I have a publicly-viewable Google Docs spreadsheet here.
This spreadsheet is basically a list of every APK present in /system/app on the SGH-T869_TMB_T869UVLG7_T869TMBLG7 firmware, which appears to be the most recent ICS firmware for the USA T-Mobile version. I have backed up all files to an account I set up on Android File Host, and begun the process of linking them into the spreadsheet for easier reference.
As of now the following items are basically a mystery:
-ClipboardSaveService.apk
-CSC.apk
-DSMForwarding.apk
-DSMLawmo.apk
-FTC.apk
-FTM.apk
-FTS.apk
-Keychain.apk
-MobileTrackerEngineTwo.apk
-OmaCP.apk
-OmaDrmPopup.apk
-PanningTryActually.apk
-PCWClientS.apk
-Personalization.apk
-Phone_Util.apk
-PopupuiReceiver.apk
-PRUI.apk
-SecOmaDownloadProvider.apk
-etc
The intent with this document is to serve as a reference for people working with the "stock" Samsung firmware.
If you have any info you'd like to contribute, post to this thread or PM me
Also, I'll need "alpha" testers of my ROM in probably a week.
My initial release is planned to be simply a fully "optimized" copy of the stock ROM, with about 400MB of stock bloat removed, all remaining system apps deodexed and zipaligned, su and SuperSu, and probably some minor aesthetic mods added (1% battery and a themed notification bar).
The primary goal is to produce a nice stock-based ROM for the T869 (which doesn't have a lot of ROM options at present) and also to give the community a nicely documented guide on what I did, which may prove helpful to other would-be ROM makers.

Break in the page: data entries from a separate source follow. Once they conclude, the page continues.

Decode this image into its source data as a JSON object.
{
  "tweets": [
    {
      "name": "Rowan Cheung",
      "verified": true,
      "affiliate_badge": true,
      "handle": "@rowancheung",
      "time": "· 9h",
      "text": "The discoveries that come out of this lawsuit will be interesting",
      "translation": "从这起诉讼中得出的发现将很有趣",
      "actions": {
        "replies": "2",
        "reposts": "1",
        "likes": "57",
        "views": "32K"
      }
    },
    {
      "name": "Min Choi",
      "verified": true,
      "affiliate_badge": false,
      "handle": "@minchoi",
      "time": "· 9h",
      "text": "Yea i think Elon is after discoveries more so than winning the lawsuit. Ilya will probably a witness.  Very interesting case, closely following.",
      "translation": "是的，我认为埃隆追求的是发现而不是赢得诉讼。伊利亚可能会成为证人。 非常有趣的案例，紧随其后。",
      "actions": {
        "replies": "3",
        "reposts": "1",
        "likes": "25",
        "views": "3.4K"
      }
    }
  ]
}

a lot of these are 0MB or 0kb in size, or very small... eg.100kb or so.
You could always decompile these apks, would help you figure it out.
CSC.apk is Customer Service Configuration, or Country Code eg. KOR, XME, EUR
MobileTrackerEngineTwo is reponsible for tracking the device.. Samsung Dive, etc.. I believe.
Panningtryactually.apk involves tilting the device to scroll, etc. this .apk is just for thatwith pop up messages, etc.
Personalization.apk is directly related to CSC. This is the apk that will let you change your CSC I believe.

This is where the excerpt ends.